Wearen, 22, pleaded guilty to production of cannabis as well as unlawful abstraction of electricity.
Brian Pixton, prosecuting, said the dining room and back bedroom each contained 30 cannabis plants some as high as five feet. The electricity meter had also been bypassed, Mr Pixton said.
He said scientists had estimated that if the crops had fully matured the entire yield of usable "flowering top" cannabis would weigh 3.86 kg – and he put the value of material found at just over £34,000.
Mr Pixton said Wearen gave himself up and told police he had set up the cannabis factory to clear a £30,000 debt.
At first he denied having anything to do with the bypass of the electricity meter.
Rupert Lowe, defending, disputed the true value of the cannabis and said it could be as little as £20,000, dependant on the crop's success.
He told the court his client had been a ground worker on construction sites since leaving school, but work dried up with the downturn of the house building industry.

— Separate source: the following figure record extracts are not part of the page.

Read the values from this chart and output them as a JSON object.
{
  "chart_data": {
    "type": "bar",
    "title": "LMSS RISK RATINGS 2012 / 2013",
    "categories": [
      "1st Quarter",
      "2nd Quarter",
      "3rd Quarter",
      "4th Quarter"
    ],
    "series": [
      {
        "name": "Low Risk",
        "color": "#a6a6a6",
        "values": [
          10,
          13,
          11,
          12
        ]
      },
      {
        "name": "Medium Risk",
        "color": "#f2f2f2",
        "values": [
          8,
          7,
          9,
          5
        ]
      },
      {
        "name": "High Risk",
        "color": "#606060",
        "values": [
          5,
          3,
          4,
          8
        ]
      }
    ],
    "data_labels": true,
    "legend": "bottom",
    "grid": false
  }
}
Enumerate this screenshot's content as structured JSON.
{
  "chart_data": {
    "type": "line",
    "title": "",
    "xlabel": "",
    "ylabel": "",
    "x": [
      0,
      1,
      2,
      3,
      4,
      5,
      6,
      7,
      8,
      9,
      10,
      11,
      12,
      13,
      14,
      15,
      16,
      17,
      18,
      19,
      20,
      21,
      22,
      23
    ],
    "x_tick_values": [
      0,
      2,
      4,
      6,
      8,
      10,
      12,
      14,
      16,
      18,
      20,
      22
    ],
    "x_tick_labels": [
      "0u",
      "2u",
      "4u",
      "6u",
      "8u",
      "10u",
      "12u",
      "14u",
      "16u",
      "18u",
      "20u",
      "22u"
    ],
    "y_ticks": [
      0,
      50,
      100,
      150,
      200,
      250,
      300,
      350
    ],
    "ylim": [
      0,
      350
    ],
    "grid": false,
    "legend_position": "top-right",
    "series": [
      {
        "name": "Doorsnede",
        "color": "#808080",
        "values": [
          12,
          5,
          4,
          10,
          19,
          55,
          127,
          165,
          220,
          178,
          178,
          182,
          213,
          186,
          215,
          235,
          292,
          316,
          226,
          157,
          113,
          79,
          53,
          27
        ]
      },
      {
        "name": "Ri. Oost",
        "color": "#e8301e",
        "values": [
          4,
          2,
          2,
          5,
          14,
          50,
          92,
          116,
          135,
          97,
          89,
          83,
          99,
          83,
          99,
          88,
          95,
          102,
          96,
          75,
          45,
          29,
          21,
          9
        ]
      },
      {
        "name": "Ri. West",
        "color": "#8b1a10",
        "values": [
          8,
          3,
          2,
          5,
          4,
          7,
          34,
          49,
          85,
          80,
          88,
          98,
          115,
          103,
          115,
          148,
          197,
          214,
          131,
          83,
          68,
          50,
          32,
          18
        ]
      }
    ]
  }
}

He said: "His principle error was developing a gambling habit. It started slowly and grew and the result was spiralling debt on credit cards.
"He thought he would win money back, and having won an amount which allowed him to set up the system, he thought he would try that. It was illegal, beyond him, he had not identified someone to sell it to, he had not smoked any and he had become extremely scared the smell might reveal what he was doing."
The court heard Wearen had been to Gamblers Anonymous and stopped gambling. He felt he had learned his lesson both in terms of that habit and cannabis cultivation.
Handing him a 10-month prison sentence, suspended for two years, the recorder Mr Ian Pringle QC told him: "In summer last year, to try to rid yourself of your gambling debts, you set up at a cost of £6,000 a cannabis production machine.
"You were going to gain £10,000 to £30,000. Your first crop failed, your second crop was a success and your third crop was on the way. This is so serious it does cross the custody threshold."
Wearen was also directed to carry out 150 hours' unpaid work.